Computational Complexity: Cuckoo Cycles

Thursday, April 04, 2019

Cuckoo Cycles

Guest Blog by John Tromp (Thanks for the opportunity, Lance)

In the past few months, cycle finding has become one of the most widely run graph theory problems. An estimated quarter-to-half million GPUs are constantly looking for 42-cycles in random bipartite graphs on a billion or more nodes. Customized chips have been designed to perform this specific application an order of magnitude more efficiently, thanks to integrating as much as 1GB of SRAM on a single chip, where Intel/AMD CPUs top out at 64 MB.

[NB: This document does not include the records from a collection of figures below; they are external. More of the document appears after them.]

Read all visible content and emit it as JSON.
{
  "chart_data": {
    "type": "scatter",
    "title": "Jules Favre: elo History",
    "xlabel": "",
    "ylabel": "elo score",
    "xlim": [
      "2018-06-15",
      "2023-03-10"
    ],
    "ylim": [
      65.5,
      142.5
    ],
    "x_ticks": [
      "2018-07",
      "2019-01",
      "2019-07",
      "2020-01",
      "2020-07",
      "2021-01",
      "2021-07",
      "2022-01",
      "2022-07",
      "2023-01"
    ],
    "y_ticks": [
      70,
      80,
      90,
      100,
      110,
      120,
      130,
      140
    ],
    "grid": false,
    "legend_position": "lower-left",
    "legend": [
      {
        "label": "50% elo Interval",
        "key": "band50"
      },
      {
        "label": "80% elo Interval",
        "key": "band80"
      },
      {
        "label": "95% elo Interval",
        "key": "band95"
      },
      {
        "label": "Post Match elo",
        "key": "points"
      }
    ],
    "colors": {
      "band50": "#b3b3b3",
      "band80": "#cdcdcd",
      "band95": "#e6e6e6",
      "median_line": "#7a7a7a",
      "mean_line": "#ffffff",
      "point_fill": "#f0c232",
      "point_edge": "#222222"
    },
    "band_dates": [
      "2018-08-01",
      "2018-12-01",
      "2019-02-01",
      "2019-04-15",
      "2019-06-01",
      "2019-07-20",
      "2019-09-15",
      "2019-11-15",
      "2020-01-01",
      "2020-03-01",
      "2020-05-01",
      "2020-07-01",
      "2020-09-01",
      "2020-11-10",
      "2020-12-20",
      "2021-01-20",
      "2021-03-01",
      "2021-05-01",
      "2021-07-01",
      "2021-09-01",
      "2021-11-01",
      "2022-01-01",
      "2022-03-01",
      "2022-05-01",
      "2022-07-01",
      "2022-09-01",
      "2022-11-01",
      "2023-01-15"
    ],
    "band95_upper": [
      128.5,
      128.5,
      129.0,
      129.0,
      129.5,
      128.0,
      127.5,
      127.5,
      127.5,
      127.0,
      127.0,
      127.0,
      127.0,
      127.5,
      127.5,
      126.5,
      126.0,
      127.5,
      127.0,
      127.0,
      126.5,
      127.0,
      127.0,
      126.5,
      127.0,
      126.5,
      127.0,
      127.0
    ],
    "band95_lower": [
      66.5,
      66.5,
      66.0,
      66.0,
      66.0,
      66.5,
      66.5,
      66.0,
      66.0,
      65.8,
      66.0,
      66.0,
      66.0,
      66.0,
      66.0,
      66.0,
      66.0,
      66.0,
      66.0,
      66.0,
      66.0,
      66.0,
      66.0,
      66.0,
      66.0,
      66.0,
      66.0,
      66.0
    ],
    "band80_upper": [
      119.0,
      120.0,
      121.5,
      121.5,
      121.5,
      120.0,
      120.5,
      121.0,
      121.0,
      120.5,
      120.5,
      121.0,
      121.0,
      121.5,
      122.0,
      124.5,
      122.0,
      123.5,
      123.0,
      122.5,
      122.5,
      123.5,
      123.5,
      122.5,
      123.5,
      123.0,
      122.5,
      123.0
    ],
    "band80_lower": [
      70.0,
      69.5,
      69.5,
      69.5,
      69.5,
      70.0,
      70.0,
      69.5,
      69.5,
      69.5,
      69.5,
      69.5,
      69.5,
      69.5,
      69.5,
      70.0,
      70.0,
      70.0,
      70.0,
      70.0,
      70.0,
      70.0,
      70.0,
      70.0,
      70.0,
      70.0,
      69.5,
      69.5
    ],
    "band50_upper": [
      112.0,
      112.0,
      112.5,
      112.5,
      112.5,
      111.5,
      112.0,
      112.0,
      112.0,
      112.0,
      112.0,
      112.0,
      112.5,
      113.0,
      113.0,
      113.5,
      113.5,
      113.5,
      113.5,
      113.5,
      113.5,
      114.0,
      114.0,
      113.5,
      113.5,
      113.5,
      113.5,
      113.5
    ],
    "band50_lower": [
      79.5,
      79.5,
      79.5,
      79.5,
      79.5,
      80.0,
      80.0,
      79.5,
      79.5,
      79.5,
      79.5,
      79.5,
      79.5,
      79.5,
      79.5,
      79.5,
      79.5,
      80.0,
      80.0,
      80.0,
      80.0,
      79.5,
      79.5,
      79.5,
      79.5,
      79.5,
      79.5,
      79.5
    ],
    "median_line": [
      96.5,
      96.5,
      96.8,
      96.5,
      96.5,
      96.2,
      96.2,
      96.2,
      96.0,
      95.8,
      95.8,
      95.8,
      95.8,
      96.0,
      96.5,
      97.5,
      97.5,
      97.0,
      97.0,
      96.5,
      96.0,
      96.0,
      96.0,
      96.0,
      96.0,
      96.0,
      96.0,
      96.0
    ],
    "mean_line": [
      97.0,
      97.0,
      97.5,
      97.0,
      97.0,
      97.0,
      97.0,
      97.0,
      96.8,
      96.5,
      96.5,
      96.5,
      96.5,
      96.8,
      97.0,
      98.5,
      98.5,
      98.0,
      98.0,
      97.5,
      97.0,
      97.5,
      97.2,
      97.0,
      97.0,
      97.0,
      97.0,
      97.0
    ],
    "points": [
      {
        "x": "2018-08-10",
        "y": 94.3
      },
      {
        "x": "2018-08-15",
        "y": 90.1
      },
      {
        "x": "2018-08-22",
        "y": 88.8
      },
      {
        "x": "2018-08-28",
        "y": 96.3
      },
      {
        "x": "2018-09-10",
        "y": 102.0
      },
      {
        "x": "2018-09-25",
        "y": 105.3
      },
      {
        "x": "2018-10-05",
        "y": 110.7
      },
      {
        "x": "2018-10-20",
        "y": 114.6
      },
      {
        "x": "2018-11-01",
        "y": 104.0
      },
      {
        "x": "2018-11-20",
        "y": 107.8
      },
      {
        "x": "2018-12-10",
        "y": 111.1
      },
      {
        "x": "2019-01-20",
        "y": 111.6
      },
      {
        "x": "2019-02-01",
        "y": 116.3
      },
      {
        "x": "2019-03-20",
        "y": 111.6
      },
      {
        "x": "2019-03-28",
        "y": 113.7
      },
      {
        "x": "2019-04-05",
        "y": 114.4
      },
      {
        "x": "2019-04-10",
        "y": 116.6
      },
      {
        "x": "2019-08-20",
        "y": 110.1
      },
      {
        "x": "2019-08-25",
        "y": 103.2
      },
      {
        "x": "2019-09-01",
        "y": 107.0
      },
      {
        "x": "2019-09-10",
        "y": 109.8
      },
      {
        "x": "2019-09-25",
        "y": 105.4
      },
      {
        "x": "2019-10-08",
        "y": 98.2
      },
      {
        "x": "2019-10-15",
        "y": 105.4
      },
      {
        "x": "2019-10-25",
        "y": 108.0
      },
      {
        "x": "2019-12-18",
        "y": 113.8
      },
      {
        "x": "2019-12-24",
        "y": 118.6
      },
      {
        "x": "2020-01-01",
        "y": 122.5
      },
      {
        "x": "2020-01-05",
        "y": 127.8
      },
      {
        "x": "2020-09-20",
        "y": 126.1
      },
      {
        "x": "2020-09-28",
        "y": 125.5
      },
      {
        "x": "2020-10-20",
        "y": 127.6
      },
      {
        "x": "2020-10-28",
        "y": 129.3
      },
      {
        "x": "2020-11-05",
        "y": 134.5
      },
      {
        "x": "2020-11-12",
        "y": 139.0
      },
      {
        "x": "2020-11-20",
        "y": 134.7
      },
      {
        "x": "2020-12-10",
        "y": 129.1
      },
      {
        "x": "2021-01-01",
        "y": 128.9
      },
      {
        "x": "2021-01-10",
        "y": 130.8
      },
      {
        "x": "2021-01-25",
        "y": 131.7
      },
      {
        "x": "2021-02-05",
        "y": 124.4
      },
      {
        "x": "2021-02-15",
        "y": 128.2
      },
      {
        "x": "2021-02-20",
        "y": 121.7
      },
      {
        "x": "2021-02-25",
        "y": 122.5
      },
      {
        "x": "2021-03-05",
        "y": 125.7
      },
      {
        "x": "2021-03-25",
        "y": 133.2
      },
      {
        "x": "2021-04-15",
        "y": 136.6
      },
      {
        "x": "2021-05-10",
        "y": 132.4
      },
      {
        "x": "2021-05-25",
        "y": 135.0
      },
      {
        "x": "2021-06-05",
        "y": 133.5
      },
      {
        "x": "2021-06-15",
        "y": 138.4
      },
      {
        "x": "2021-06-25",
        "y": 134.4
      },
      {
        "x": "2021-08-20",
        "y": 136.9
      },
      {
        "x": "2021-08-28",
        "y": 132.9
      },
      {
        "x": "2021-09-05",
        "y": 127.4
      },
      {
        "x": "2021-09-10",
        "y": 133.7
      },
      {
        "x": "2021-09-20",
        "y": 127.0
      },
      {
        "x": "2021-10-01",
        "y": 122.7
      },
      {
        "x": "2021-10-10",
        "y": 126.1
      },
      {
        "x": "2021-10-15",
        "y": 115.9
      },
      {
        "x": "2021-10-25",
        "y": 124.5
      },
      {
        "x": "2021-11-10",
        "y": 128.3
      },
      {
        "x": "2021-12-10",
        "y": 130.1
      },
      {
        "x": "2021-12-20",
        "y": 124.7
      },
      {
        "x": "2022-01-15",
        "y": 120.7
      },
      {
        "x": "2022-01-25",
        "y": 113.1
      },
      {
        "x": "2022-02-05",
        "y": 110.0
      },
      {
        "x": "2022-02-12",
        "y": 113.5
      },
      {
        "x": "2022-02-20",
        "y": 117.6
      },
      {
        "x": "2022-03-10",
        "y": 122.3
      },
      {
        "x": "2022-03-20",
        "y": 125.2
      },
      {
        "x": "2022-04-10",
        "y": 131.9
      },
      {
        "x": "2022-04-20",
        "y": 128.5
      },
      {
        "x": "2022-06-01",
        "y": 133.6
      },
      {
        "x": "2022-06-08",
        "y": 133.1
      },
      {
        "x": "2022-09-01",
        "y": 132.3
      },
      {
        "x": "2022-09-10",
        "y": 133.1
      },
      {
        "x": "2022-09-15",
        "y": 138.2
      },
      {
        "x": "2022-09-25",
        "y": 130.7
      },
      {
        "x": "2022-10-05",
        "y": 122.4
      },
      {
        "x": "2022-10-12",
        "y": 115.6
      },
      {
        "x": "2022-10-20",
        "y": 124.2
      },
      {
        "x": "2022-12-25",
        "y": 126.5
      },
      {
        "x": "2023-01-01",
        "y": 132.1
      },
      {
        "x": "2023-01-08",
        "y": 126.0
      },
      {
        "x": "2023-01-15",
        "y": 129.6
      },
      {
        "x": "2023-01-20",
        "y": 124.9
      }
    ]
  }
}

The purpose of all this? To compete for block rewards in various cryptocurrencies using the Cuckoo Cycle Proof of Work.

It is named after the Cuckoo Hashtable, in which each data item can be stored at two possible locations, one in each of two arrays. A hash function maps the pair of item and choice of array to its location in that array. When a newly stored item finds both its locations already occupied, one is kicked out and replaced by the new item. This forces the kicked-out item to move to its alternate location, possibly kicking out yet another item. Problems arise if the corresponding Cuckoo graph, a bipartite graph with array locations as nodes and item location pairs as edges, has cycles. While n items, whose edges form a cycle, could barely be stored in the table, any n+1st item mapping within the same set of locations (a chord in the cycle) would not fit, as the pigeonhole principle tells us.
In the Proof-of-Work problem, we typically set n ≥ 29, and use edge indices (items) 0 .. N-1, where N = 2ⁿ. The endpoints of edge i are (siphash(i|0) % N, siphash(i|1) % N), with siphash being a popular keyed hash function. A solution is a cycle of length L in this Cuckoo graph, where typically L = 42.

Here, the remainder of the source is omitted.